Data from the Financial Market Dealers Quote (FMDQ) showed that the indicative exchange rate for the window rose to N360.37 per dollar, yesterday, from N360.22 per dollar on Tuesday, translating to 15 kobo depreciation.
The 15 kobo depreciation of the naira was in spite of the 12 percent increase in the volume of dollars traded in the I&E window.
The window recorded a turnover of $169.16 million from $151.55 million on Tuesday.
It was gathered that naira remained stable at N363 per dollar in the parallel market for the seventh consecutive business day.
- Senate probes scarcity of lower naira denominations
Earlier in the week, the Senate had said it was investigating the scarcity of lower naira denominations, which the lawmakers considered a threat to the economy.
The denominations are N5, N10, N20, N50, N100 and N200.
Following the adoption of a motion by Senator Peter Nwaoboshi (Delta-North) titled, ‘Scarcity of Lower Denomination Currency Notes,’ the Senate resolved to mandate the joint Committee on Banking, Insurance and Other Financial Institutions; and Finance to investigate the scarcity.
The committee was further asked to proffer lasting solution to the issue and report back within two weeks.
In the motion, Nwaoboshi said, “The Senate notes with serious concern the protracted scarcity of lower naira denominations.

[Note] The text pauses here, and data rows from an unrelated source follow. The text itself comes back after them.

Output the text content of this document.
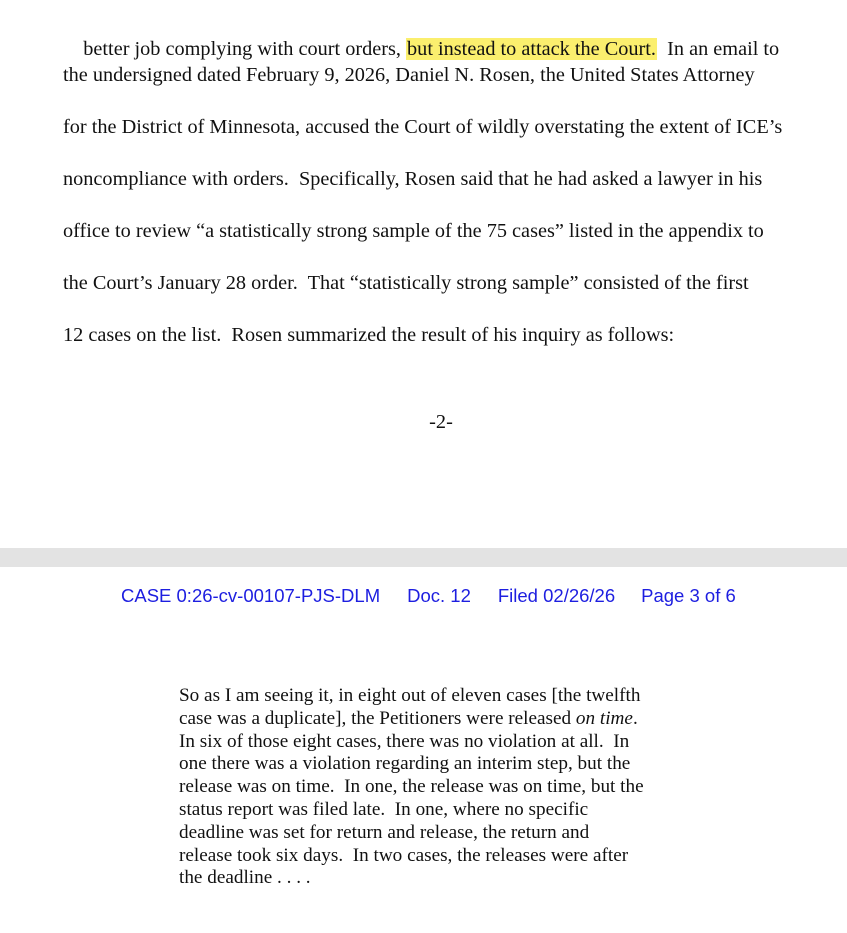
better job complying with court orders, but instead to attack the Court.  In an email to

the undersigned dated February 9, 2026, Daniel N. Rosen, the United States Attorney

for the District of Minnesota, accused the Court of wildly overstating the extent of ICE’s

noncompliance with orders.  Specifically, Rosen said that he had asked a lawyer in his

office to review “a statistically strong sample of the 75 cases” listed in the appendix to

the Court’s January 28 order.  That “statistically strong sample” consisted of the first

12 cases on the list.  Rosen summarized the result of his inquiry as follows:

-2-
CASE 0:26-cv-00107-PJS-DLM Doc. 12 Filed 02/26/26 Page 3 of 6
So as I am seeing it, in eight out of eleven cases [the twelfth
case was a duplicate], the Petitioners were released on time.
In six of those eight cases, there was no violation at all.  In
one there was a violation regarding an interim step, but the
release was on time.  In one, the release was on time, but the
status report was filed late.  In one, where no specific
deadline was set for return and release, the return and
release took six days.  In two cases, the releases were after
the deadline . . . .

“It is concerned that scarcity of N5, N10, N20, N50, N100 and N200 notes poses a severe threat to the economy of the nation, which is just recovering from recession, as it is worsening inflationary trends, with attendant consequences.
“The Senate notes that the nation’s currency is highly essential and critical in national development; and if mismanaged, the economy is doomed with adverse effect on the people and the nation.
“The Senate is worried that banks in Nigeria no longer dispense lower naira denominations, with the excuse that they hardly receive them from the Central Bank of Nigeria.
“The Senate is worried also that reports in the media over the issue are not cheery at all.”